Lazonick and his colleagues were surprised when they found out how far off reported estimates of actual CEO pay have been:

Once we really took a deep dive into how to estimate executive compensation, we realized how complicated it is to understand. We knew there was a problem of measurement, but we didn’t know how systemic it was or the extent of it. The reality is astonishing.

Lazonick points out that while understanding the CEO pay numbers is important, even more important is realizing what’s driving those numbers. Executives engage in stock price manipulations schemes because they expect to time the market and take home giant piles of money when those prices rise temporarily.

Stock buybacks that shortchange workers and scams that defraud customers drive the numbers. They fatten the banks accounts of executives and leave everyone else high and dry.

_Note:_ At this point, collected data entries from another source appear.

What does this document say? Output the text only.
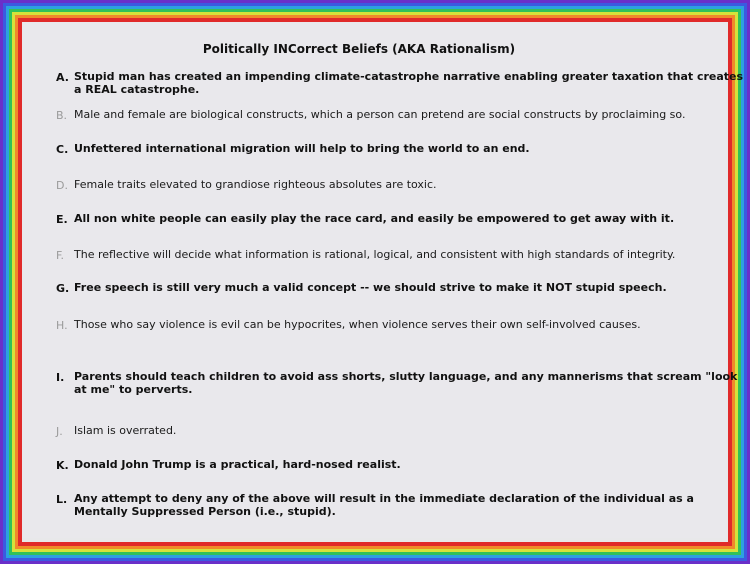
Politically INCorrect Beliefs (AKA Rationalism)
A. Stupid man has created an impending climate-catastrophe narrative enabling greater taxation that creates a REAL catastrophe.
B. Male and female are biological constructs, which a person can pretend are social constructs by proclaiming so.
C. Unfettered international migration will help to bring the world to an end.
D. Female traits elevated to grandiose righteous absolutes are toxic.
E. All non white people can easily play the race card, and easily be empowered to get away with it.
F. The reflective will decide what information is rational, logical, and consistent with high standards of integrity.
G. Free speech is still very much a valid concept -- we should strive to make it NOT stupid speech.
H. Those who say violence is evil can be hypocrites, when violence serves their own self-involved causes.
I. Parents should teach children to avoid ass shorts, slutty language, and any mannerisms that scream "look at me" to perverts.
J.	Islam is overrated.
K. Donald John Trump is a practical, hard-nosed realist.
L. Any attempt to deny any of the above will result in the immediate declaration of the individual as a Mentally Suppressed Person (i.e., stupid).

It would be helpful, of course, if regulators would catch misconduct and fraudulent activity earlier, but ultimately, says Lazonick, the solution must come from taking on the corrupt culture of self-centered stock manipulation behind these activities.

The fix, he says, is a relatively simple one.

The rule that was changed in 1982 has become a big problem. The SEC should not allow stock buybacks that encourage corporate executives to benefit from stock-price manipulation and to engage in unethical behavior. It’s time that we recognize how corrupting to business and how damaging to our economy this has become.